I didn't want to answer the phone and most of the time I wouldn't have. The call came through on the house line and had I responded the way I normally would have it would have gone straight to voicemail. Those who I wish to speak with are given my cellphone- the direct line that I carry upon me most of the time.
The other line is still active for emergency purposes. It is proven technology and in the case of an earthquake or some other disaster it is there for us to use. But ten years or so ago when we first got that number it was the primary line so some friends and family still use it.
When it rang twenty-five minutes ago I glanced at the Caller ID and noticed that it said Incomplete Data. Usually that would have been enough to ignore but this time I chose to answer it. Chose to answer it because I needed a two minute break from work and because I was curious.
I recognized that voice on the other side instantly and wondered why they chose to use the house line. They had come down with the kids to spend Thanksgiving with their family. Ninety seconds later I understood why they chose the house line. Ninety seconds later I learned that my dear friend is in the hospital and about to undergo emergency surgery.
It is the night before Thanksgiving and I am grumpy, irritated and frustrated. I have a long list of reasons why and had I not received that call I would be stationed here at the computer with a bad headache, a stomachache and a chip on my shoulder.
Frustrated because in spite of my best efforts certain things haven't gone as I wish. Irritated because I have been diligent in attending to them and have gotten stuck because of someone else. I am cleaning up someone elses mess. Their screw up has become my problem.

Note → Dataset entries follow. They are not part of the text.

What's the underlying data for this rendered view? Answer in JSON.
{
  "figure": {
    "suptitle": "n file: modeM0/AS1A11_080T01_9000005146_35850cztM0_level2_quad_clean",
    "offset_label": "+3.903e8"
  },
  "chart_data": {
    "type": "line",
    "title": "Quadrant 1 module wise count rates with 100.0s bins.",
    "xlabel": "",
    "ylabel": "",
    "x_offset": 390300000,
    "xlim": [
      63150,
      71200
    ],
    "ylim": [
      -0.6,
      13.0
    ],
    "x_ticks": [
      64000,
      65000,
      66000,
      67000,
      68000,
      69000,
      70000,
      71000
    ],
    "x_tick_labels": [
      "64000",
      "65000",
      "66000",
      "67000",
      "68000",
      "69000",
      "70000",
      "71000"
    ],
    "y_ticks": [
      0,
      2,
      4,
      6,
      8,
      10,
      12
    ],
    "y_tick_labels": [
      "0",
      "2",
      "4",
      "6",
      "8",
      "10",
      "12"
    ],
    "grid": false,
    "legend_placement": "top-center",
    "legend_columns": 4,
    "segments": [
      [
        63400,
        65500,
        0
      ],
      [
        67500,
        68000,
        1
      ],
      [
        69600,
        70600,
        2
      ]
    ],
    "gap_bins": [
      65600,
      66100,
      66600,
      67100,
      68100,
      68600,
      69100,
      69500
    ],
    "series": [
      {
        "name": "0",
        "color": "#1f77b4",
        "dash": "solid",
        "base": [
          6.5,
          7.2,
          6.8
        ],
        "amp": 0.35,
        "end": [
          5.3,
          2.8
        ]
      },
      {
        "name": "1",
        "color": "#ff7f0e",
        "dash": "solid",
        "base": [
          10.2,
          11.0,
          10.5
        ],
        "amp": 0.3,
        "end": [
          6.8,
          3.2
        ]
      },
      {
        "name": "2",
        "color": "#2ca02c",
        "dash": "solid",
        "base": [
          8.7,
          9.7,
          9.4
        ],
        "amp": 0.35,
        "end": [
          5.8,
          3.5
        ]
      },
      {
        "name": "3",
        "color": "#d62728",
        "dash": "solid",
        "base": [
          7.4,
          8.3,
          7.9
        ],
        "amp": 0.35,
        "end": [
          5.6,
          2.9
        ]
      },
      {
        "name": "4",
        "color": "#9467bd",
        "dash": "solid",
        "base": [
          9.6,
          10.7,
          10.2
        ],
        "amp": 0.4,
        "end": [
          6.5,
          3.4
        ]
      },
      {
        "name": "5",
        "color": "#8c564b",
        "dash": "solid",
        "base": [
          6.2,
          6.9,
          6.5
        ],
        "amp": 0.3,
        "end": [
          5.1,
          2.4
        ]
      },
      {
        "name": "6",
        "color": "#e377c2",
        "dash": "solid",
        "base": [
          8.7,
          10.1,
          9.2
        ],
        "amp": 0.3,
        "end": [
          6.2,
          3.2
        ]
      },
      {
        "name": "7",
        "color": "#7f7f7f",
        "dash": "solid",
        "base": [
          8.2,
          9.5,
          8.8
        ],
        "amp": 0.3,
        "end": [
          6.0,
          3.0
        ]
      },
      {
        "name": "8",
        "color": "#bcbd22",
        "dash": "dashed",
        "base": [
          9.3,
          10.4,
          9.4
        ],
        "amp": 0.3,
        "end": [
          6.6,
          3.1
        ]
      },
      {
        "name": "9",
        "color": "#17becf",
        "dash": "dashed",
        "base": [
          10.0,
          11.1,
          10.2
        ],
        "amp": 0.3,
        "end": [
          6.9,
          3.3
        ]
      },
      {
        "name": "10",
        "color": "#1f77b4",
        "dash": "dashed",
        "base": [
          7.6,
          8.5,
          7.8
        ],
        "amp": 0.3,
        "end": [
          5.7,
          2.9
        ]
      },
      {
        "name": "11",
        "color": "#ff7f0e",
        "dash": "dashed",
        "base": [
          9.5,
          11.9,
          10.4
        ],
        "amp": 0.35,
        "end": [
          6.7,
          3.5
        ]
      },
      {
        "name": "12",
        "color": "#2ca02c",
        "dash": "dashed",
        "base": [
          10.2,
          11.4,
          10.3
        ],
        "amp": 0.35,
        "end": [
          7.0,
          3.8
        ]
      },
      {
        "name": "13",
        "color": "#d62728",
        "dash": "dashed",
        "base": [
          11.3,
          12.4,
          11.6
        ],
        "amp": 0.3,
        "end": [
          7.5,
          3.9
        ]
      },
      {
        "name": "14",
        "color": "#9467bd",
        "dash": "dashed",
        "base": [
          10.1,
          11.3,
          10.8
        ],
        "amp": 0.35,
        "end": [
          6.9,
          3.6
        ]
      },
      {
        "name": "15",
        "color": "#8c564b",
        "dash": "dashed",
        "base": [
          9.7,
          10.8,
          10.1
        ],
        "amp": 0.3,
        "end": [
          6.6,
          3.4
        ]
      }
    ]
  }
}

But that telephone call provided perspective. It provided a reminder that I am lucky. It was a sign, a beacon that I can hear clearly that it could be worse. I don't always respond to those things. Yes, it is true that life can always be worse but my problems don't go away because someone else has problems.
I don't say that without sympathy or compassion for others. It doesn't mean that I don't believe in trying to help lend a hand. It just is how I operate. The fact that it could be worse doesn't typically motivate me to be happier or work harder. Those things come from different places.
But this call changed that and reminded me that sometimes it is important to remember that it could be worse. This time I'll take an extra moment to be thankful for what I have and remember that I while I may not look like I am still 20 I am in decent shape.
So I am thankful for that and for the health of my family.I am grateful. And here on Erev Thanksgiving, the night before I say thanks again and pray for my friend because it really could be worse.